Why FP8 training is hard. With only 3–4 mantissa bits, machine epsilon is on the order of $10^{-1}$ — worse than percent-level. You cannot just cast the weights and hope. Real FP8 training uses per-tensor scaling factors, maintains master weights in higher precision, and carefully chooses which operations go in which format. It is a numerical-analysis problem in a trenchcoat.
Quantization is floating-point in reverse. Post-training quantization takes a trained FP32 model and rounds its weights to INT8 (or INT4, or binary). The tradeoffs are the same as choosing a training precision — how much range do you need, how much resolution do you need, where does the noise matter. See edge AI for the engineering story.
Autodiff replaces finite differences. We flogged this above, but it bears repeating. The whole reason backpropagation is not "just" finite differences is that finite differences cannot actually compute high-dimensional gradients accurately — and there is no $h$ that works for a million-parameter model simultaneously. Autodiff gives you exact (up to rounding) gradients at the cost of a constant-factor-more compute. It is the single most important numerical method in modern machine learning, and you should read multivariable calculus next if you want to see why.

17. Summary

Computers cannot represent most real numbers exactly. Every operation rounds to the nearest representable float, with relative error bounded by machine epsilon.

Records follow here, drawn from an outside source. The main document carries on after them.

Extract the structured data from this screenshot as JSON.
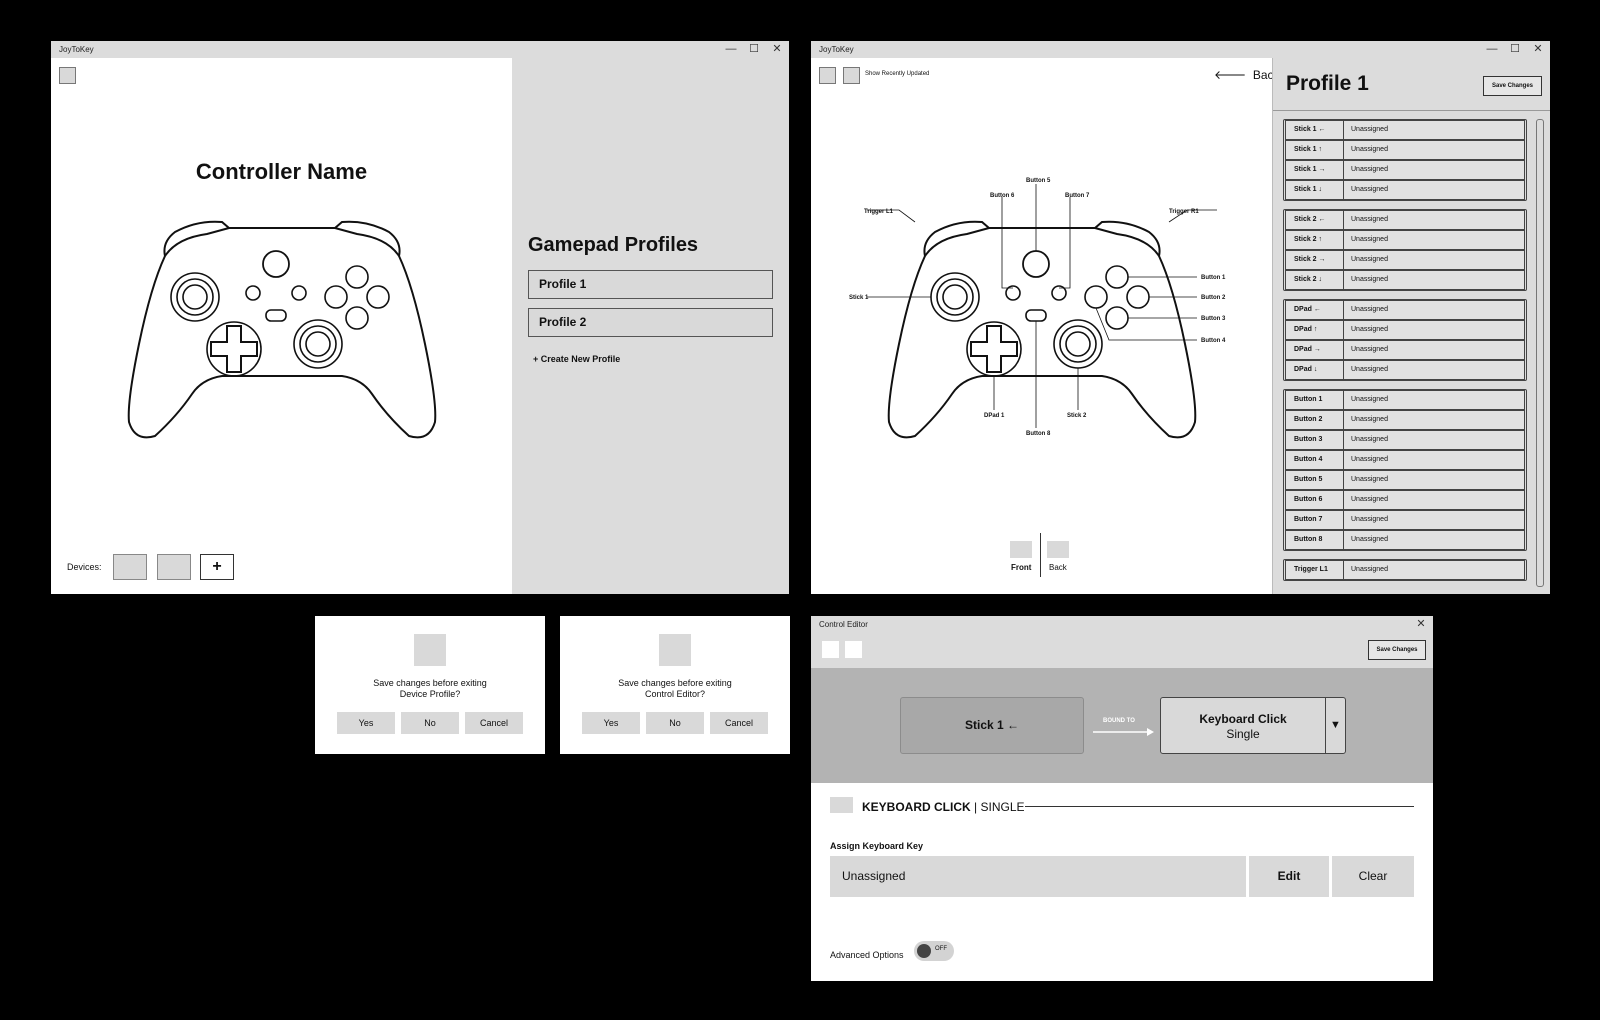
{
  "app_title": "JoyToKey",
  "window_controls": {
    "minimize": "—",
    "maximize": "☐",
    "close": "✕"
  },
  "home": {
    "controller_name": "Controller Name",
    "profiles_title": "Gamepad Profiles",
    "profiles": [
      "Profile 1",
      "Profile 2"
    ],
    "create_profile": "+ Create New Profile",
    "devices_label": "Devices:",
    "add_device": "+"
  },
  "editor": {
    "show_recent": "Show Recently Updated",
    "back": "Back",
    "back_icon": "arrow-left-icon",
    "profile_title": "Profile 1",
    "save_changes": "Save Changes",
    "views": {
      "front": "Front",
      "back": "Back"
    },
    "callouts": {
      "trigger_l1": "Trigger L1",
      "trigger_r1": "Trigger R1",
      "button_5": "Button 5",
      "button_6": "Button 6",
      "button_7": "Button 7",
      "button_1": "Button 1",
      "button_2": "Button 2",
      "button_3": "Button 3",
      "button_4": "Button 4",
      "button_8": "Button 8",
      "stick_1": "Stick 1",
      "stick_2": "Stick 2",
      "dpad_1": "DPad 1"
    },
    "mappings": [
      {
        "control": "Stick 1 ←",
        "value": "Unassigned"
      },
      {
        "control": "Stick 1 ↑",
        "value": "Unassigned"
      },
      {
        "control": "Stick 1 →",
        "value": "Unassigned"
      },
      {
        "control": "Stick 1 ↓",
        "value": "Unassigned"
      },
      {
        "control": "Stick 2 ←",
        "value": "Unassigned"
      },
      {
        "control": "Stick 2 ↑",
        "value": "Unassigned"
      },
      {
        "control": "Stick 2 →",
        "value": "Unassigned"
      },
      {
        "control": "Stick 2 ↓",
        "value": "Unassigned"
      },
      {
        "control": "DPad ←",
        "value": "Unassigned"
      },
      {
        "control": "DPad ↑",
        "value": "Unassigned"
      },
      {
        "control": "DPad →",
        "value": "Unassigned"
      },
      {
        "control": "DPad ↓",
        "value": "Unassigned"
      },
      {
        "control": "Button 1",
        "value": "Unassigned"
      },
      {
        "control": "Button 2",
        "value": "Unassigned"
      },
      {
        "control": "Button 3",
        "value": "Unassigned"
      },
      {
        "control": "Button 4",
        "value": "Unassigned"
      },
      {
        "control": "Button 5",
        "value": "Unassigned"
      },
      {
        "control": "Button 6",
        "value": "Unassigned"
      },
      {
        "control": "Button 7",
        "value": "Unassigned"
      },
      {
        "control": "Button 8",
        "value": "Unassigned"
      },
      {
        "control": "Trigger L1",
        "value": "Unassigned"
      }
    ]
  },
  "dialogs": [
    {
      "line1": "Save changes before exiting",
      "line2": "Device Profile?",
      "yes": "Yes",
      "no": "No",
      "cancel": "Cancel"
    },
    {
      "line1": "Save changes before exiting",
      "line2": "Control Editor?",
      "yes": "Yes",
      "no": "No",
      "cancel": "Cancel"
    }
  ],
  "control_editor": {
    "title": "Control Editor",
    "save_changes": "Save Changes",
    "source": "Stick 1 ←",
    "bound_to": "BOUND TO",
    "action": "Keyboard Click",
    "action_mode": "Single",
    "dropdown_icon": "▼",
    "section_action": "KEYBOARD CLICK",
    "section_sep": "|",
    "section_mode": "SINGLE",
    "assign_label": "Assign Keyboard Key",
    "assign_value": "Unassigned",
    "edit": "Edit",
    "clear": "Clear",
    "advanced_label": "Advanced Options",
    "advanced_state": "OFF"
  }
}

IEEE 754 is the standard format. FP64 gets you 16 digits, FP32 gets you 7, BF16 gets you 3. ML uses less precision than scientific computing because range matters more than resolution for gradients.
Catastrophic cancellation is the usual villain: subtract two near-equal numbers and you lose all the digits that agreed. Algebraic rewrites fix most cases.

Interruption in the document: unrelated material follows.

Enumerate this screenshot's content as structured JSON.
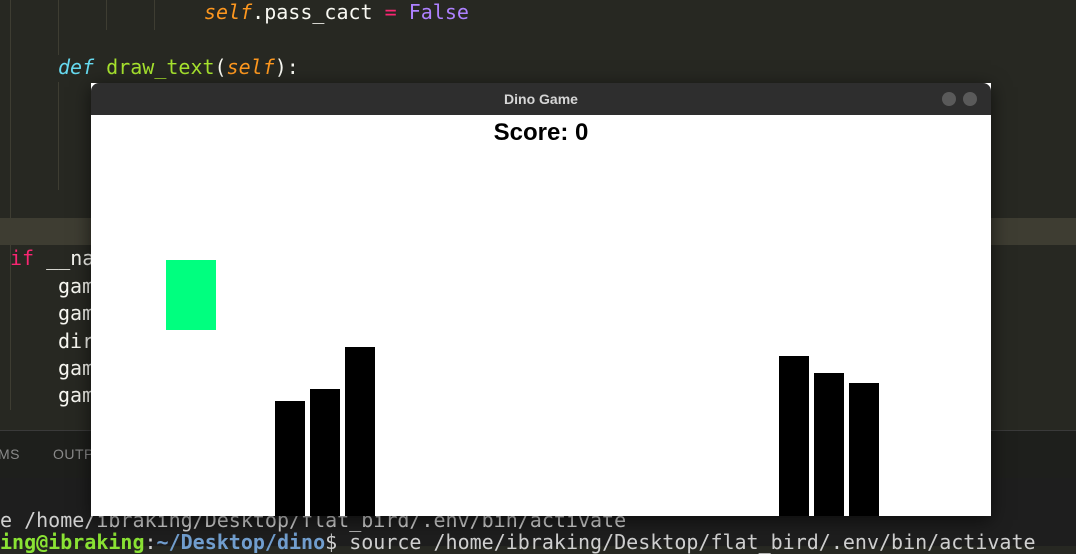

Conditioning is about the problem, stability is about the algorithm. Ill-conditioned problems give bad answers regardless of how clean your code is.

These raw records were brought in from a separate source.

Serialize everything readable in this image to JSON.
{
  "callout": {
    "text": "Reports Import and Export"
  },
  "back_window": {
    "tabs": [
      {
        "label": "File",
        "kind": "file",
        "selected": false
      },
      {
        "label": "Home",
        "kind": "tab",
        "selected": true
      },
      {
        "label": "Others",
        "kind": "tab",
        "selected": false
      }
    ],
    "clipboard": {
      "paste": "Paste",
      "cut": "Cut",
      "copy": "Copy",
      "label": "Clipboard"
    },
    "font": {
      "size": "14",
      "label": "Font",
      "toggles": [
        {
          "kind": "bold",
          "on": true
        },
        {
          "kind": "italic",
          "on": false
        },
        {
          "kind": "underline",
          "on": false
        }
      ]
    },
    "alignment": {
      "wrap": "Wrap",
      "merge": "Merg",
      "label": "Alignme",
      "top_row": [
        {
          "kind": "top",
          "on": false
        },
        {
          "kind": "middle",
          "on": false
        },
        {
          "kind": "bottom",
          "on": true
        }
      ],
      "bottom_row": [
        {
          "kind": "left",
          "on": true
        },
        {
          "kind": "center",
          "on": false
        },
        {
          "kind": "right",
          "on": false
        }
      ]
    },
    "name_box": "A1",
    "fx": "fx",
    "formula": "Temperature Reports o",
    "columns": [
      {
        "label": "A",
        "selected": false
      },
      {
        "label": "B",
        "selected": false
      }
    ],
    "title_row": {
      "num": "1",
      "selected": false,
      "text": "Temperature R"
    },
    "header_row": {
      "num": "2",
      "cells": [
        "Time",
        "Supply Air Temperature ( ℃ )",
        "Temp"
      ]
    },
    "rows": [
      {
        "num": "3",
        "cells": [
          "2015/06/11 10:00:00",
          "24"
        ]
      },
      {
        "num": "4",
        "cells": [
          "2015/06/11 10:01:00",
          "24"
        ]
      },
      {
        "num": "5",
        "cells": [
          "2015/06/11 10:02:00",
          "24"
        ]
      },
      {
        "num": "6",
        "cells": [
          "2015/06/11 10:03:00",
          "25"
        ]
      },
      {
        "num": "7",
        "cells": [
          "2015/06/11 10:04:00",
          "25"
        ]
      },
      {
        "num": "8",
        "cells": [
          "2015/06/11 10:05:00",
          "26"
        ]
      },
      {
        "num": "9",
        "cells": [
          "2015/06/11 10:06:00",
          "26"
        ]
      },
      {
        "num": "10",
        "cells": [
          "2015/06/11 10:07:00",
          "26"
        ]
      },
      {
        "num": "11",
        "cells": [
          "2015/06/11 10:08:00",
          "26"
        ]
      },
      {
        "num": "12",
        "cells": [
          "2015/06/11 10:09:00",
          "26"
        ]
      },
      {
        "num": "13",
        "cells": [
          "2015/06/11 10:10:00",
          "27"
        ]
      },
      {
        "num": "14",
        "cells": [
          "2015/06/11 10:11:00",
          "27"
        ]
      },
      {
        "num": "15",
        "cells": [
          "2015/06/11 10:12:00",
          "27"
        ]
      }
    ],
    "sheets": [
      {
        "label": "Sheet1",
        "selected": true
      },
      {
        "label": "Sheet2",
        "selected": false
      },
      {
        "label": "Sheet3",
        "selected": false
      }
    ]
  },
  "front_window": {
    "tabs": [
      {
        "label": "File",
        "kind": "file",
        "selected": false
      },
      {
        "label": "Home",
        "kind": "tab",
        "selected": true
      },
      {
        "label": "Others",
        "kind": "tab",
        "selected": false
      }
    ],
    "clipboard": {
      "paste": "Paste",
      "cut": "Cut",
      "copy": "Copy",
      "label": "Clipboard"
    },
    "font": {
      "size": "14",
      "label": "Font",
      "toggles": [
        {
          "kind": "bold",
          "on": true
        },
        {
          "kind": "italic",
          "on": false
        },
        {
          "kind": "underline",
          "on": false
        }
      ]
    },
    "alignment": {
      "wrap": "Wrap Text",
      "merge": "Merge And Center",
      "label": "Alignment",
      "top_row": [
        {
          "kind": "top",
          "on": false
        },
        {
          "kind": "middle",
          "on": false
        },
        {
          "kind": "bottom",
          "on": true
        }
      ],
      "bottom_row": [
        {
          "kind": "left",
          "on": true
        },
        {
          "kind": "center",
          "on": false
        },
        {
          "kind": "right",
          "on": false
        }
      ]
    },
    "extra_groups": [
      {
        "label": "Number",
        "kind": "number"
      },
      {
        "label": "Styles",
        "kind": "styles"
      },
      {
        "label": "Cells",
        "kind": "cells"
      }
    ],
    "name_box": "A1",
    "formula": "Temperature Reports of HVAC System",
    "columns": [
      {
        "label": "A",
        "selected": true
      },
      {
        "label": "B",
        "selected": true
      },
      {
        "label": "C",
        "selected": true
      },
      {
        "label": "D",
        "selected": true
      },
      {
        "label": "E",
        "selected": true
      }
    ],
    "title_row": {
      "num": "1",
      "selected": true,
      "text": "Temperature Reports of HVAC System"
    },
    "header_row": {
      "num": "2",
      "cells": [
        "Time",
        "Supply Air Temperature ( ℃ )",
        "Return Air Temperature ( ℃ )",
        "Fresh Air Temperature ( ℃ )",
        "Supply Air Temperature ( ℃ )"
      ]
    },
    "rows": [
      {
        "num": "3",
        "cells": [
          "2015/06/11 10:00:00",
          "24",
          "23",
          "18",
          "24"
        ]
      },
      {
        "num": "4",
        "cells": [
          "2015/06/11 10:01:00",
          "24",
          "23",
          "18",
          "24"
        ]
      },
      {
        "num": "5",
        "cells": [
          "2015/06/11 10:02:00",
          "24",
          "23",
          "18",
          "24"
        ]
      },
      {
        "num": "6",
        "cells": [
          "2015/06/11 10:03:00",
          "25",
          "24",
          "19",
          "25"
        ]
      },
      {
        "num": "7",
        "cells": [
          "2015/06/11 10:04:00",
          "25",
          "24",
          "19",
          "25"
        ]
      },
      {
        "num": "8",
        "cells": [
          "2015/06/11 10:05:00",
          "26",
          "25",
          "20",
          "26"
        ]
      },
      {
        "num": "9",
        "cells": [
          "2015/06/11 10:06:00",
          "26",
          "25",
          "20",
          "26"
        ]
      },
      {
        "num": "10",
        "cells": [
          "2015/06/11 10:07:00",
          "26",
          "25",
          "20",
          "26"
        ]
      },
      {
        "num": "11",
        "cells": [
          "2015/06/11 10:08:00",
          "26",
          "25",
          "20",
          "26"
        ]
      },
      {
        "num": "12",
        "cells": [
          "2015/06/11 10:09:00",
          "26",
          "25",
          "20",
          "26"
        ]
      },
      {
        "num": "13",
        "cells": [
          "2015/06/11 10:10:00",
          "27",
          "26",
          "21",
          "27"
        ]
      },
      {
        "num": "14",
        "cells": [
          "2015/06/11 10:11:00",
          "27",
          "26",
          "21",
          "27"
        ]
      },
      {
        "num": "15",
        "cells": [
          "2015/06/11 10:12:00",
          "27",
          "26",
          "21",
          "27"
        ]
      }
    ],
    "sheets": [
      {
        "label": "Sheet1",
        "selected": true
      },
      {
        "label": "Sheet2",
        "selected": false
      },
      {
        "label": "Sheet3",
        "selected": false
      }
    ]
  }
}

Newton's method converges quadratically when it works; bisection always works but only linearly. Hybrids give you both.
Gaussian elimination with partial pivoting is the backward-stable direct solver. For big sparse systems, switch to iterative methods — Jacobi, Gauss–Seidel, conjugate gradient.
Runge's phenomenon: high-degree polynomial interpolation at equally spaced points explodes at the endpoints. Use Chebyshev nodes or splines instead.
Trapezoidal is $\mathcal{O}(h^2)$, Simpson is $\mathcal{O}(h^4)$, Gaussian quadrature is spectrally accurate. Pick based on smoothness.
Finite differences have an optimal step size around $\varepsilon_{\text{mach}}^{1/3}$ and a floor error around $\varepsilon_{\text{mach}}^{2/3}$. This is why autodiff dominates in ML.
Euler explodes, RK4 works. Production ODE solvers are adaptive-step RK variants.
Every numerical lesson on this page has a ghost inside every training run of every modern ML model.